Siamo alla vigilia delle nomine della terna che dovrà presiedere l’Ufficio del Garante nazionale dei diritti delle persone private della libertà personale e oltre a Nessuno tocchi Caino, che conta ormai 3.000 iscritti, e al suo direttivo che tiene insieme, uno accanto all’altro, docenti universitari, professionisti del diritto, ex detenuti, parlamentari di tutti gli schieramenti politici, giovani studenti, attivisti, tutto il “mondo carcere” non può oggi non sperare nella nomina di Rita Bernardini.

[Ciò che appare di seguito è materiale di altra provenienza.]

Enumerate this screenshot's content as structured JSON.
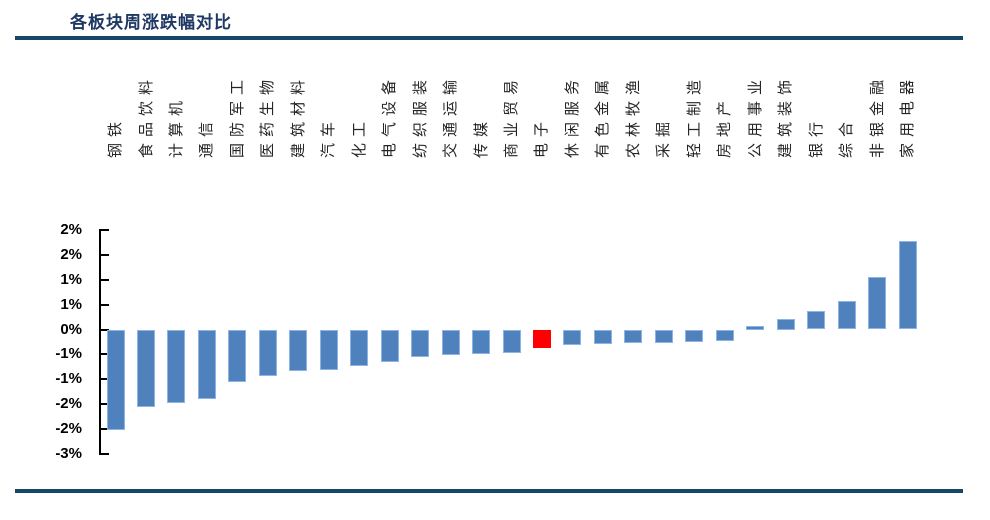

Sapendo, peraltro, del particolare favore del Ministro Nordio nei confronti della sua persona, così come dell’attenzione e considerazione del Presidente Meloni e del Governo verso Rita Bernardini e la sua quotidiana attività che, sempre più qualificata, prosegue ininterrotta da più di 30 anni, così come del Presidente della Repubblica, Sergio Mattarella, che è anche intervenuto per dissuaderla a proseguire scioperi della fame divenuti estremi che la mettevano in serio pericolo di vita. C’è tutto un “mondo carcere” che, con Rita Bernardini Garante nazionale dei detenuti, spera si possa realizzare la perfetta corrispondenza tra l’istituzione e la funzione e tra la funzione e il suo preposto.

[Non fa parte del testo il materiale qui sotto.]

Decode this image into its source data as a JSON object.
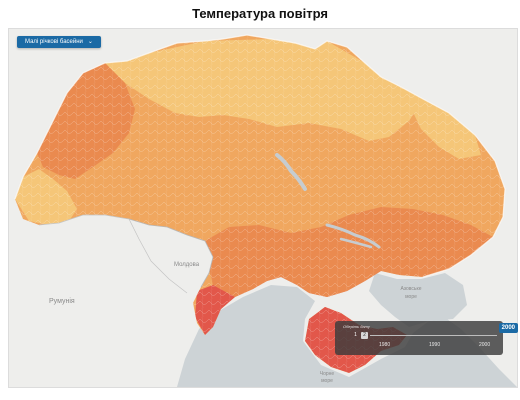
{
  "title": "Температура  повітря",
  "controls": {
    "basin_select_label": "Малі річкові басейни",
    "basin_select_icon": "chevron-down-icon"
  },
  "labels": {
    "romania": "Румунія",
    "moldova": "Молдова",
    "azov_sea": "Азовське море",
    "black_sea": "Чорне море"
  },
  "timeline": {
    "title": "Оберіть дату",
    "mode_buttons": [
      "1",
      "2"
    ],
    "years": [
      "1980",
      "1990",
      "2000"
    ],
    "current_year": "2000"
  },
  "colors": {
    "background": "#f2f2f0",
    "sea": "#cdd3d6",
    "neighbor_land": "#eeeeec",
    "cool": "#f5c678",
    "moderate": "#f0a75f",
    "warm": "#ea8a4f",
    "hot": "#e2574a",
    "accent": "#1b6aa5"
  }
}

In tutti questi anni, Rita è stata già di fatto una Garante dei detenuti, avendo girato e girando in lungo e in largo per le carceri d’Italia, letteralmente incarnando quell’opera cristiana di misericordia corporale che è il “visitare i carcerati”, caricandosi delle criticità e disagi non solo dei detenuti ma anche della comunità dei c.d. “detenenti”, la polizia e tutti gli altri operatori penitenziari, che operano troppo spesso in condizioni di estrema difficoltà e in carenza di organico, risorse, organizzazione, formazione.

È certo che se Rita non si fosse caricata e non avesse assunto in sé e nella sua vita il “mondo carcere”, i condannati, i detenuti, i carcerieri, i direttori, gli educatori, gli assistenti sociali e tutte le figure che vi ruotano intorno, comprese, indirettamente, le loro rispettive famiglie, il danno ambientale ed esistenziale proprio della carcerazione sarebbe senz’altro più drammatico e, forse, non più calcolabile. Sempre pronta al soccorso, al salvataggio, al conforto, all’amore verso questi condannati - anche con i suoi scioperi della fame estremi, che ci hanno tenuti tutti in allarme per la sua vita - con la forza gentile della nonviolenza ha contrastato gli effetti di un potere che può divenire il più duro, cieco, spietato.

Rita Bernardini continua a essere un patrimonio della storia non solo radicale, di Nessuno tocchi Caino, che andrebbe tutelato come bene prezioso con un dovuto riconoscimento del valore che le è proprio. Una investitura, finalmente ufficiale, consentirebbe a Rita di esercitare la funzione di Garante dei detenuti come ha sempre fatto e di essere quella che è sempre stata, con la visione del carcere che era di Marco Pannella: una comunità, non una somma, un insieme di parti diverse, non contrapposte, da rispettare, conciliare.

Un mondo difficile da tenere insieme, in ordine, nell’unico modo possibile: con il rispetto della legge, della regola, con il dialogo e la nonviolenza. Servono “portatori d’acqua” nel deserto dei diritti carcerari, per questo serve Rita Bernardini.